Based on a Perl library I just wrote, Version_Numbers.pm, that parses Version number strings of several syntaxes.  I.e. not just Perl's, and not just 1.2.3

I was surprised not to find such a library already existing.  Some were close, but not quite there.

Also compares.  Although the comparison rules are  a it two simplistic: strings are lexically sorted, whereas possibly

1.2rc should be less recent than 1.2, if the latter is what actually got released.

Thursday, September 06, 2012

Capabilities created on the fly

I'm a fan of capabilities.

But a problem with capabilities systems is creating and maintaining the capabilities.

If somebody has to design the capabilitis, then you end up with a finite list for whatever the creator anticipated you might ask for.  Something like Android's app privileges: "This app requests full Internet access."

Hell, no: I only want it to access particular sites.  And I only want it to send data from certain files. ...

But what OS writer wants to code all of that up?


How about creating capabilities on the fly.

E.g. create capabilities automatically for all syscalls:

"open( function_or_regexp_to_be_applied_filename, function_to_be_applied_to_permissions)"


only files under such and such a directory
    owned by such and such a user
    after a scan has ben done on them

"* ... "

any syscall
with a filename argument that meets certain criteria ...


Since syscalls are rather low level, might apply this to any function call or library.


In general, want functions to be applied before the call, given the call, arguments.  Possibly caller...  (like "No socket opens from the user interaction facility".

Possibly evaluate on the raw call and args.
Better yet if can be evaluated on the canonicalized data that might be recorded in a log file - e.g. where filenames are made absolute, etc.


This doesn't eliminate the need to design coherent capabilties systems.

But it does mean that you can fairly create iron-clad invariants, such as only files in a particular place are accessed.

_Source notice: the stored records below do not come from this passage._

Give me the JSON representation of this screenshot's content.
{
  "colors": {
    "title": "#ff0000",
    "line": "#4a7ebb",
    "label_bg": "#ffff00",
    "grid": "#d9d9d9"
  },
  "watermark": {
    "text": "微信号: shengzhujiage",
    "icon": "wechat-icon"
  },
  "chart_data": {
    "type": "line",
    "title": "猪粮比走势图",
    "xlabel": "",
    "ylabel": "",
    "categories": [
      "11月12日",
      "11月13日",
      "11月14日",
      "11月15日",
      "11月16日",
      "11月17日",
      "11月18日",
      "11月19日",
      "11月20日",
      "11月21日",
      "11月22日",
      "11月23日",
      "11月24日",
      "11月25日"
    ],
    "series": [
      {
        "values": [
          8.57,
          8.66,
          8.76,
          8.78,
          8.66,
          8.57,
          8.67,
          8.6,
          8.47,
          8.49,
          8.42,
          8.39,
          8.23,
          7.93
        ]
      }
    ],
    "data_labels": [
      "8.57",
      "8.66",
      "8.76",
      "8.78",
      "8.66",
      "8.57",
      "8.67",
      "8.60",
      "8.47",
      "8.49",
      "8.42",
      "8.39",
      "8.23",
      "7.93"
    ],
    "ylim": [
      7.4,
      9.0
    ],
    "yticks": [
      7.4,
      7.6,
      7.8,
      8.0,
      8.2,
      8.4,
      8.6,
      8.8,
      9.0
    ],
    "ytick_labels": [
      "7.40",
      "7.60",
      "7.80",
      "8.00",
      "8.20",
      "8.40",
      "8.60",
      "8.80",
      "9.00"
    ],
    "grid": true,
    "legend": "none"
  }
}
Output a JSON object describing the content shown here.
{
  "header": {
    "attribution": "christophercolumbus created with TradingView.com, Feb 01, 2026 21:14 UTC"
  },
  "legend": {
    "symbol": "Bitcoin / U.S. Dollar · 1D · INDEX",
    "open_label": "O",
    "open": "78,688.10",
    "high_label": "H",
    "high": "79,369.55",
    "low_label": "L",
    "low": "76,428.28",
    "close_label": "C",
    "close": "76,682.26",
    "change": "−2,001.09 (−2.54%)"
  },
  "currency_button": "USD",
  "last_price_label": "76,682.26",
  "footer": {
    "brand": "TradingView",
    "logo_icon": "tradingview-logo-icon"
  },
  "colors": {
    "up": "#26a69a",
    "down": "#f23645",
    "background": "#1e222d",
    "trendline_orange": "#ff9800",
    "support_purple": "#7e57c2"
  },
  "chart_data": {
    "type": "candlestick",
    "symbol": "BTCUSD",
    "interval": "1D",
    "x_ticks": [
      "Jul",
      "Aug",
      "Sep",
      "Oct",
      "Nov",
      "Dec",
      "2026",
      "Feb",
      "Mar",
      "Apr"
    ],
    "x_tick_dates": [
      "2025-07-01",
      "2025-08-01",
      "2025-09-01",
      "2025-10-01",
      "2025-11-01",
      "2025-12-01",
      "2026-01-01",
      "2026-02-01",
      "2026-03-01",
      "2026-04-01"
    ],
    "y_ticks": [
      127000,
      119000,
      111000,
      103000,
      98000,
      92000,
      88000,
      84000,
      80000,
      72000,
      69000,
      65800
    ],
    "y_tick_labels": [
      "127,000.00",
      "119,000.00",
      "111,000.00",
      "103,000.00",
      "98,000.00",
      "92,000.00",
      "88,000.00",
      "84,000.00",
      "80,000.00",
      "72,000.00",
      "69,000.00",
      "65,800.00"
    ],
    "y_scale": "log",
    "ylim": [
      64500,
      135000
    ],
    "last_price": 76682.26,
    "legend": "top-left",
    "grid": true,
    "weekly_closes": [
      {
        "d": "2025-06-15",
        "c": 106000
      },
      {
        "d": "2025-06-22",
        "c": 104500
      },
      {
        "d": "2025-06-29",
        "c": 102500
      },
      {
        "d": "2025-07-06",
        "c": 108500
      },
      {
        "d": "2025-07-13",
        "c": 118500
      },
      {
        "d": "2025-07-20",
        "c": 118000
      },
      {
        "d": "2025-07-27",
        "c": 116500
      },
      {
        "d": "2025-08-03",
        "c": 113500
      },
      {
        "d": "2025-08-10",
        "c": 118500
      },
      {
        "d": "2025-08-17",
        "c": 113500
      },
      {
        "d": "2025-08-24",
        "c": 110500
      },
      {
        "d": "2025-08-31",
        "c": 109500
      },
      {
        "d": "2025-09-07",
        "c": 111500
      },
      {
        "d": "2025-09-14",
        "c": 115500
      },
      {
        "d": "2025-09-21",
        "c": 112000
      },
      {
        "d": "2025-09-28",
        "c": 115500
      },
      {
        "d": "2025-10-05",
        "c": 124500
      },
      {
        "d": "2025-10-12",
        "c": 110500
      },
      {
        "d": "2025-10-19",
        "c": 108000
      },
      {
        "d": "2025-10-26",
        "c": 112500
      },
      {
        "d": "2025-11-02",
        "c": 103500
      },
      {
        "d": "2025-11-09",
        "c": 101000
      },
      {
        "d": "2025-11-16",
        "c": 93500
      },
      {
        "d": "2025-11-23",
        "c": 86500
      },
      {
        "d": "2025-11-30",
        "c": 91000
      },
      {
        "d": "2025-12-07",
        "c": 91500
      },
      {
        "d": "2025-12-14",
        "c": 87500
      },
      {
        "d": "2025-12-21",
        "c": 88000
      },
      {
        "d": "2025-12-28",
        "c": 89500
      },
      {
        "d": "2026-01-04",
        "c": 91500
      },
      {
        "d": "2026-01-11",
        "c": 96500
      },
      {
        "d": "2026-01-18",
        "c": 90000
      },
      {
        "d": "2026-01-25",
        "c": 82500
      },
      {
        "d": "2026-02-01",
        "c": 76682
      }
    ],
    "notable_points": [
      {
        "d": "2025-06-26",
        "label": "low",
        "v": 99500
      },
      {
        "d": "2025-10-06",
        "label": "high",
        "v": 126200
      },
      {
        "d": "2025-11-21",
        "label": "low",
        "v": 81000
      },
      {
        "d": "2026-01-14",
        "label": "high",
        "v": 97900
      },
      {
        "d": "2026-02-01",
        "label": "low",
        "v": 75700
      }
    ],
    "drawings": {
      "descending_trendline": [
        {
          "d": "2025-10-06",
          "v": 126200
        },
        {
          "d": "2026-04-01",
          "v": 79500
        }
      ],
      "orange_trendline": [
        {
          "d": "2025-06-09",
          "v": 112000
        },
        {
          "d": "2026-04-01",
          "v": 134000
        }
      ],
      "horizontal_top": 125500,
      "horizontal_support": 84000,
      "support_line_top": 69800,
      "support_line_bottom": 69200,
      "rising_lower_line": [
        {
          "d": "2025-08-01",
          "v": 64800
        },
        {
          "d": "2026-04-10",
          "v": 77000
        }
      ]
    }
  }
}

Aargh!! Out of date systems!!!

Aargh!!! I am sick and tired of working on out of date Linux boxes (that I am not sysadmin ion, that I cannot easily update.)

Today's trivial annoyance:

bash prompt \D{strftime format}

doesn't work on the bash 2.05a.0(2) copyright 2001
installed on the machine I am working on at work
works on a more recent ubuntu ...  4.1.5(1) - copyright 2009


Many pf my frioends just maintain their own virtual machines with whatever they depend on
- usually more recent than work - installed.
I must start doing that.

(Last time I tried, I ran out of disk space. Plus, the laptop I can install on is much slower than the workstations I can run on, even though they have old software.)

And then there's the risk that what works in my virtual box won't work on a standard work machine that somebody else is using...


These are trivial annoyances.  But finding failures like this wastes a trivial amount of time.  Many times in any given week.